PRESERVATION OF Na-K-ACTIVATED AND Mg-ACTIVATED ADENOSINE TRIPHOSPHATASE ACTIVITIES OF AVIAN SALT GLAND AND TELEOST GILL WITH FORMALDEHYDE AS FIXATIVE

The effect of glutaraldehyde and formaldehyde fixation on the level of biochemically demonstrable Na-K-adenosine triphosphatase (Na-K-ATPase) and Mg-ATPase of avian salt glands and teleost gill filaments was studied. Sections, 100-200 µ, prepared with the Smith-Farquhar tissue chopper, were fixed for varying periods, homogenized and assayed for ATPase activity. Fixation of salt gland tissue with 0.5% glutaraldehyde for 40-60 min completely inhibited the Na-K-ATPase activity and reduced the level of Mg-ATPase by 85%. In contrast, fixation with 2 or 3% formaldehyde, prepared from paraformaldehyde, for 60-90 min resulted in a loss of only 30% of the Na-K-ATPase activity and 65% of the Mg-ATPase activity.
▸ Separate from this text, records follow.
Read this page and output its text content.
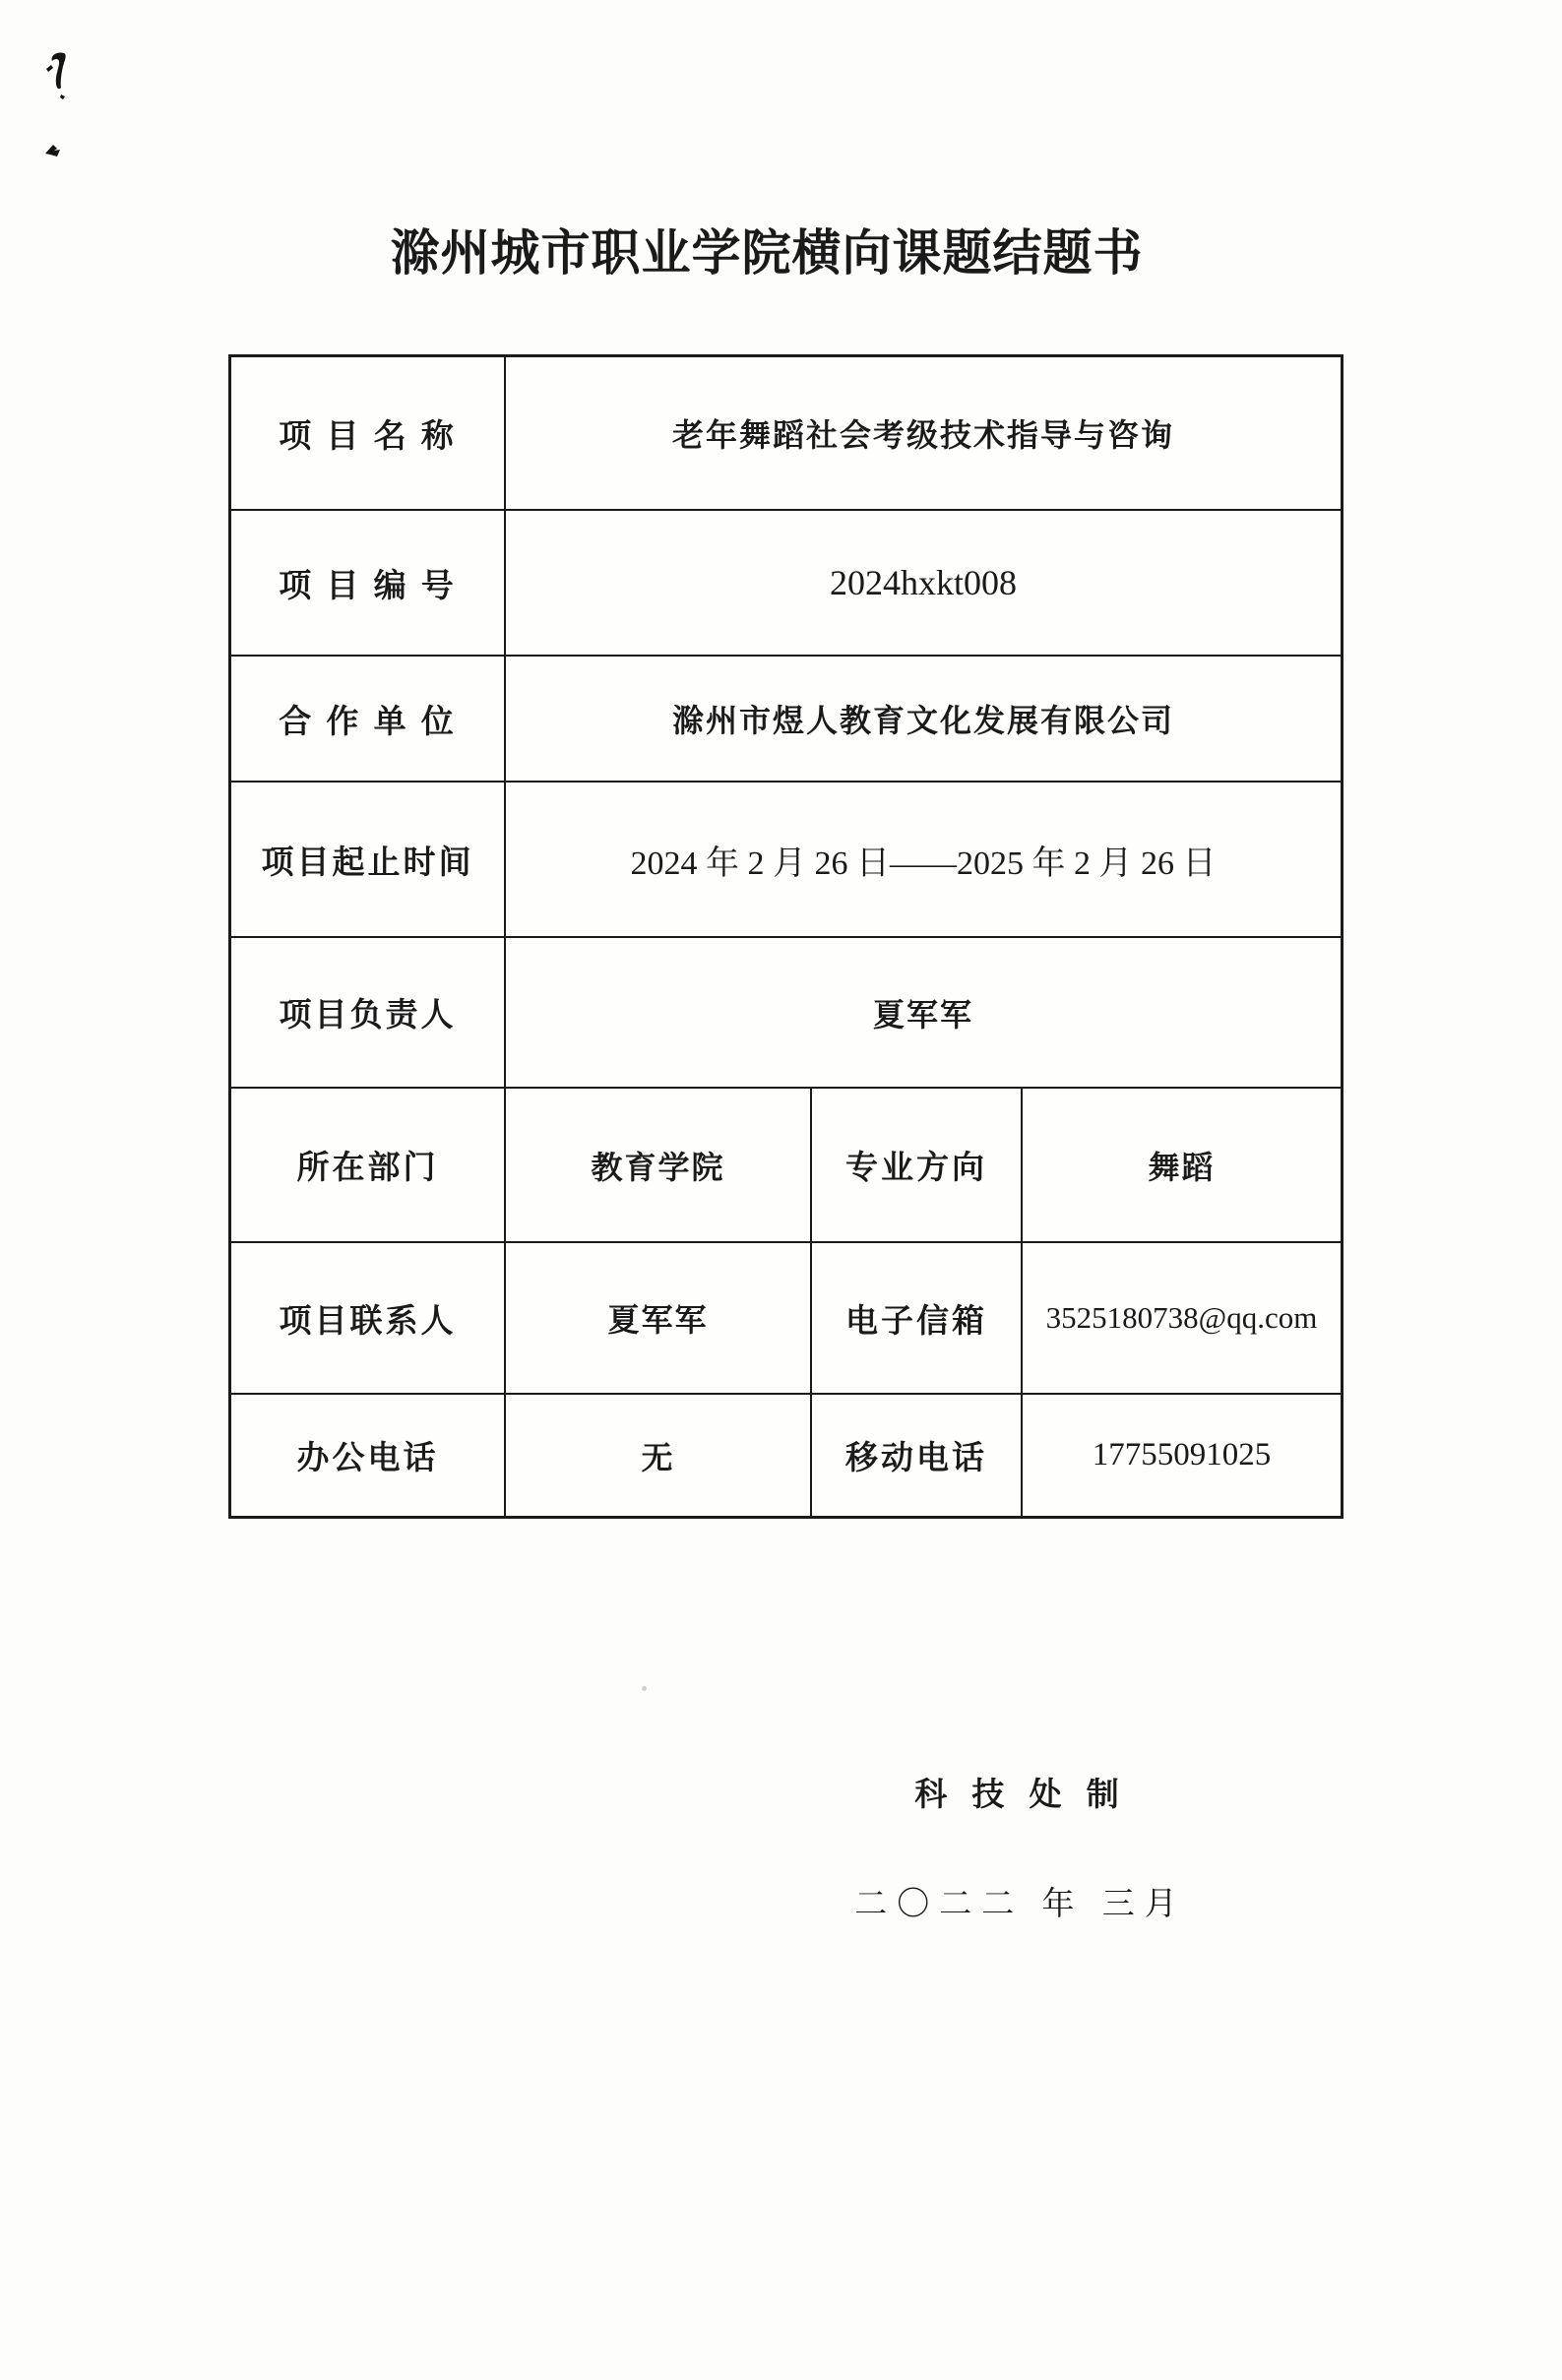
滁州城市职业学院横向课题结题书
项 目 名 称	老年舞蹈社会考级技术指导与咨询
项 目 编 号	2024hxkt008
合 作 单 位	滁州市煜人教育文化发展有限公司
项目起止时间	2024 年 2 月 26 日——2025 年 2 月 26 日
项目负责人	夏军军
所在部门	教育学院	专业方向	舞蹈
项目联系人	夏军军	电子信箱	3525180738@qq.com
办公电话	无	移动电话	17755091025
科 技 处 制
二〇二二 年 三月
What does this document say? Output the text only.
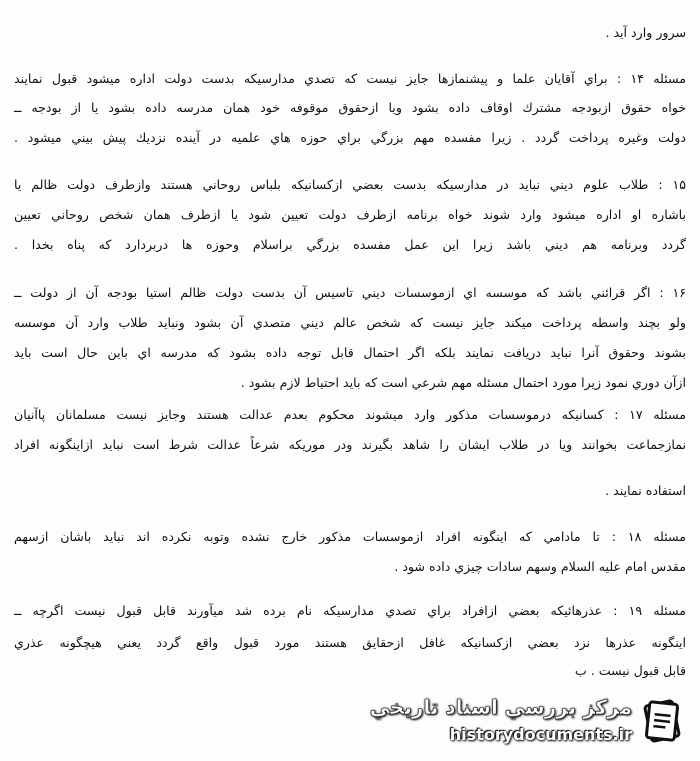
سرور وارد آيد .
مسئله ۱۴ : براي آقايان علما و پيشنمازها جايز نيست كه تصدي مدارسيكه بدست دولت اداره ميشود قبول نمايند
خواه حقوق ازبودجه مشترك اوقاف داده بشود ويا ازحقوق موقوفه خود همان مدرسه داده بشود يا از بودجه ــ
دولت وغيره پرداخت گردد . زيرا مفسده مهم بزرگي براي حوزه هاي علميه در آينده نزديك پيش بيني ميشود .
۱۵ : طلاب علوم ديني نبايد در مدارسيكه بدست بعضي ازكسانيكه بلباس روحاني هستند وازطرف دولت ظالم يا
باشاره او اداره ميشود وارد شوند خواه برنامه ازطرف دولت تعيين شود يا ازطرف همان شخص روحاني تعيين
گردد وبرنامه هم ديني باشد زيرا اين عمل مفسده بزرگي براسلام وحوزه ها دربردارد كه پناه بخدا .
۱۶ : اگر قرائني باشد كه موسسه اي ازموسسات ديني تاسيس آن بدست دولت ظالم استيا بودجه آن از دولت ــ
ولو بچند واسطه پرداخت ميكند جايز نيست كه شخص عالم ديني متصدي آن بشود ونبايد طلاب وارد آن موسسه
بشوند وحقوق آنرا نبايد دريافت نمايند بلكه اگر احتمال قابل توجه داده بشود كه مدرسه اي باين حال است بايد
ازآن دوري نمود زيرا مورد احتمال مسئله مهم شرعي است كه بايد احتياط لازم بشود .
مسئله ۱۷ : كسانيكه درموسسات مذكور وارد ميشوند محكوم بعدم عدالت هستند وجايز نيست مسلمانان پاآنيان
نمازجماعت بخوانند ويا در طلاب ايشان را شاهد بگيرند ودر موريكه شرعاً عدالت شرط است نبايد ازاينگونه افراد
استفاده نمايند .
مسئله ۱۸ : تا مادامي كه اينگونه افراد ازموسسات مذكور خارج نشده وتوبه نكرده اند نبايد باشان ازسهم
مقدس امام عليه السلام وسهم سادات چيزي داده شود .
مسئله ۱۹ : عذرهائيكه بعضي ازافراد براي تصدي مدارسيكه نام برده شد ميآورند قابل قبول نيست اگرچه ــ
اينگونه عذرها نزد بعضي ازكسانيكه غافل ازحقايق هستند مورد قبول واقع گردد يعني هيچگونه عذري
قابل قبول نيست . ب
مركز بررسي اسناد تاريخي
historydocuments.ir
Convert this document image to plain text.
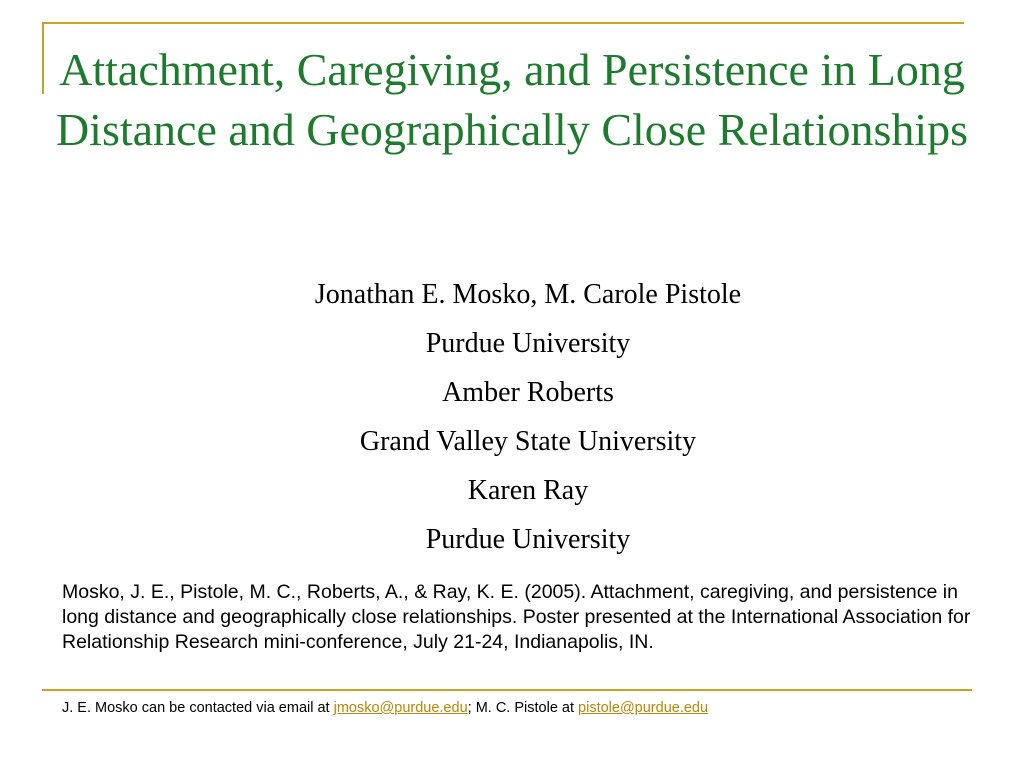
Attachment, Caregiving, and Persistence in Long Distance and Geographically Close Relationships
Jonathan E. Mosko, M. Carole Pistole
Purdue University
Amber Roberts
Grand Valley State University
Karen Ray
Purdue University
Mosko, J. E., Pistole, M. C., Roberts, A., & Ray, K. E. (2005). Attachment, caregiving, and persistence in long distance and geographically close relationships. Poster presented at the International Association for Relationship Research mini-conference, July 21-24, Indianapolis, IN.
J. E. Mosko can be contacted via email at jmosko@purdue.edu; M. C. Pistole at pistole@purdue.edu
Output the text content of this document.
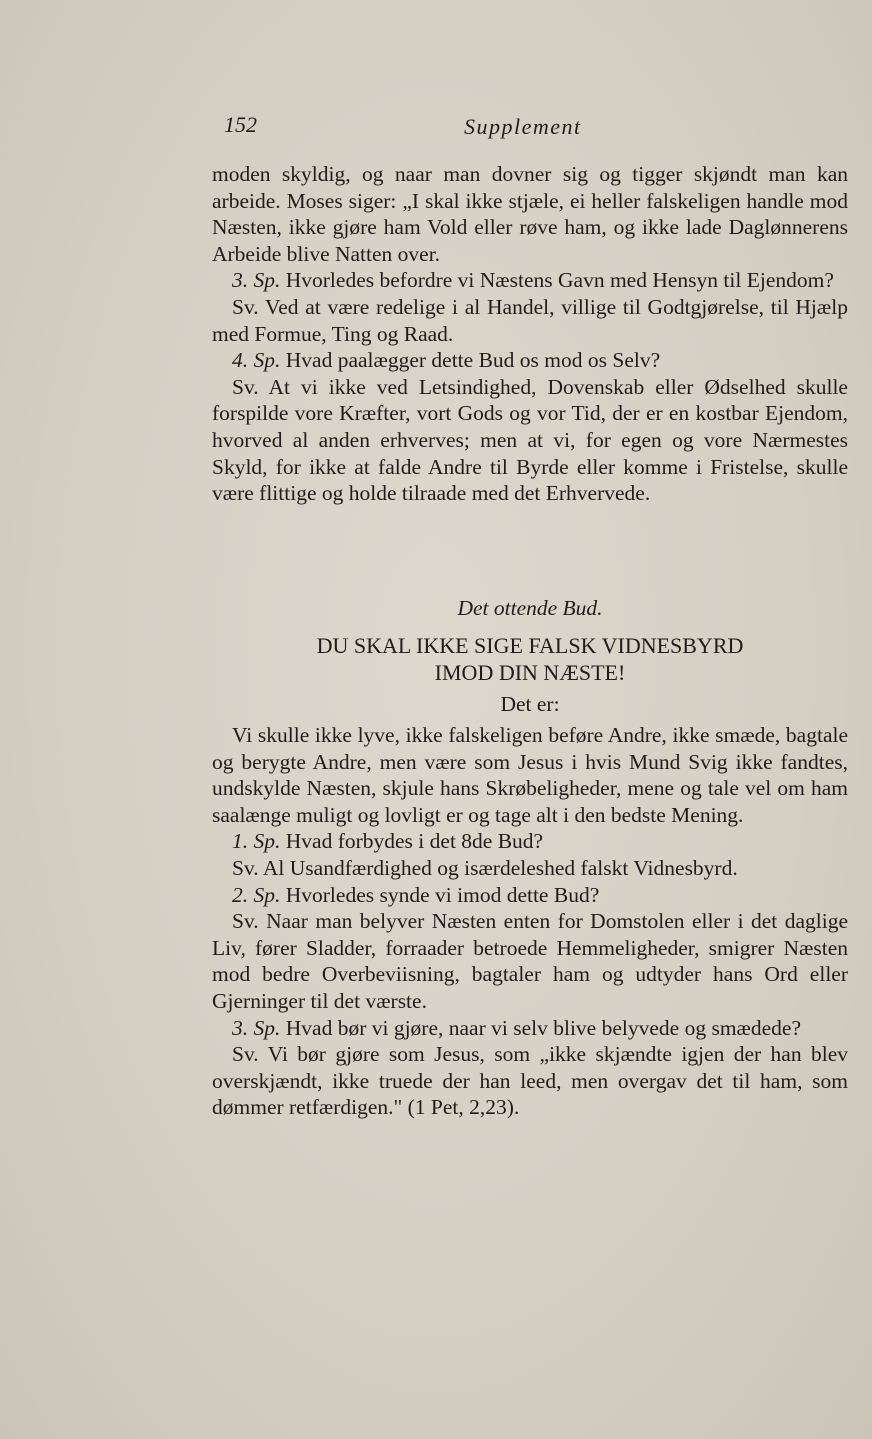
152	Supplement

moden skyldig, og naar man dovner sig og tigger skjøndt man kan arbeide. Moses siger: „I skal ikke stjæle, ei heller falskeligen handle mod Næsten, ikke gjøre ham Vold eller røve ham, og ikke lade Daglønnerens Arbeide blive Natten over.

3. Sp. Hvorledes befordre vi Næstens Gavn med Hensyn til Ejendom?

Sv. Ved at være redelige i al Handel, villige til Godtgjørelse, til Hjælp med Formue, Ting og Raad.

4. Sp. Hvad paalægger dette Bud os mod os Selv?

Sv. At vi ikke ved Letsindighed, Dovenskab eller Ødselhed skulle forspilde vore Kræfter, vort Gods og vor Tid, der er en kostbar Ejendom, hvorved al anden erhverves; men at vi, for egen og vore Nærmestes Skyld, for ikke at falde Andre til Byrde eller komme i Fristelse, skulle være flittige og holde tilraade med det Erhvervede.

Det ottende Bud.
DU SKAL IKKE SIGE FALSK VIDNESBYRD
IMOD DIN NÆSTE!
Det er:

Vi skulle ikke lyve, ikke falskeligen beføre Andre, ikke smæde, bagtale og berygte Andre, men være som Jesus i hvis Mund Svig ikke fandtes, undskylde Næsten, skjule hans Skrøbeligheder, mene og tale vel om ham saalænge muligt og lovligt er og tage alt i den bedste Mening.

1. Sp. Hvad forbydes i det 8de Bud?

Sv. Al Usandfærdighed og isærdeleshed falskt Vidnesbyrd.

2. Sp. Hvorledes synde vi imod dette Bud?

Sv. Naar man belyver Næsten enten for Domstolen eller i det daglige Liv, fører Sladder, forraader betroede Hemmeligheder, smigrer Næsten mod bedre Overbeviisning, bagtaler ham og udtyder hans Ord eller Gjerninger til det værste.

3. Sp. Hvad bør vi gjøre, naar vi selv blive belyvede og smædede?

Sv. Vi bør gjøre som Jesus, som „ikke skjændte igjen der han blev overskjændt, ikke truede der han leed, men overgav det til ham, som dømmer retfærdigen." (1 Pet, 2,23).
Similar results were obtained with gill filaments. In addition, Na-K-ATPase of formaldehyde-fixed tissue retained an obligatory requirement for Na + and K + and was fully sensitive to ouabain. Electron microscopic examination of formaldehyde-fixed tissue, sectioned with either the tissue chopper or in the cryostat and incubated in the Wachstein-Meisel medium, showed excellent morphologic preservation. Reaction product deposition (presumably due to Mg-ATPase) was associated with the extracellular side of the plasma membrane in the secretory cells of the salt gland and over the mitochondrial matrix of chloride cells present in the gill epithelium.